Monday, November 20, 2017

Today's Wall Street Journal's multiple hedges

The "Heard on the Street" page in today's Wall Street Journal, 11/20/17, has five articles.  Their concluding paragraphs do not seem to bode well.  Then again, could they just be hedges for newspaper's safety or, to a contrarian, indicate the probable continuity of this rising equity market.

What follows are sentences from concluding paragraphs of these articles:

"If investors are almost all confident, there will be a lot of sellers when the environment sours."

"But for bondholders, the pursuit of higher returns is only getting riskier."

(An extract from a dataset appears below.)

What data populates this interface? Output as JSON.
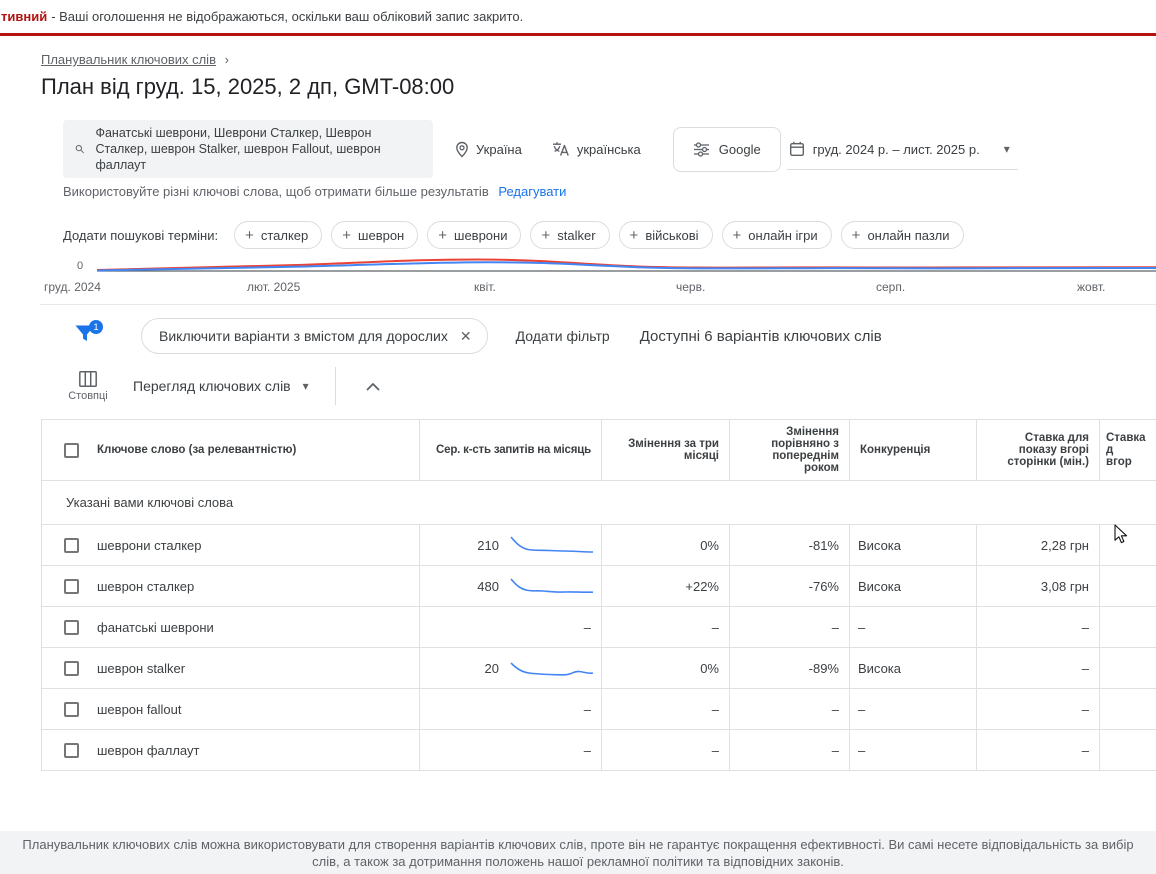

"A bubble occurs and ultimately pops when fundamental demand is misjudged and too many assets of poorer quality are mistakenly--or cynically--supplied to the market."

"Schemes to lure credulous investors tend to proliferate near market tops.  Investors should proceed with caution."

"History shows that high levels of confidence usually occur before crashes, as they did before the past two bear markets.  The confidence level is higher now than it was in either of those times."

In the last year the WSJ has become more narrowly and openly opinionated in its editorial pages, from this perspective in an unattractive way.  The license of reporters in the financial pages to give cliched conclusions seems to have been loosened as well.  It's always best to be wrong on the pessimistic side than as an optimist, at least that seems to the guiding principle here.  It does not exactly respect the intelligence of its readership, but who can judge that?  Focus on the facts, little things like operating earnings.  Writers are not analysts.

That said, there is reason as always to be watchful and diversified, but knowing that "you got to be in it to win it".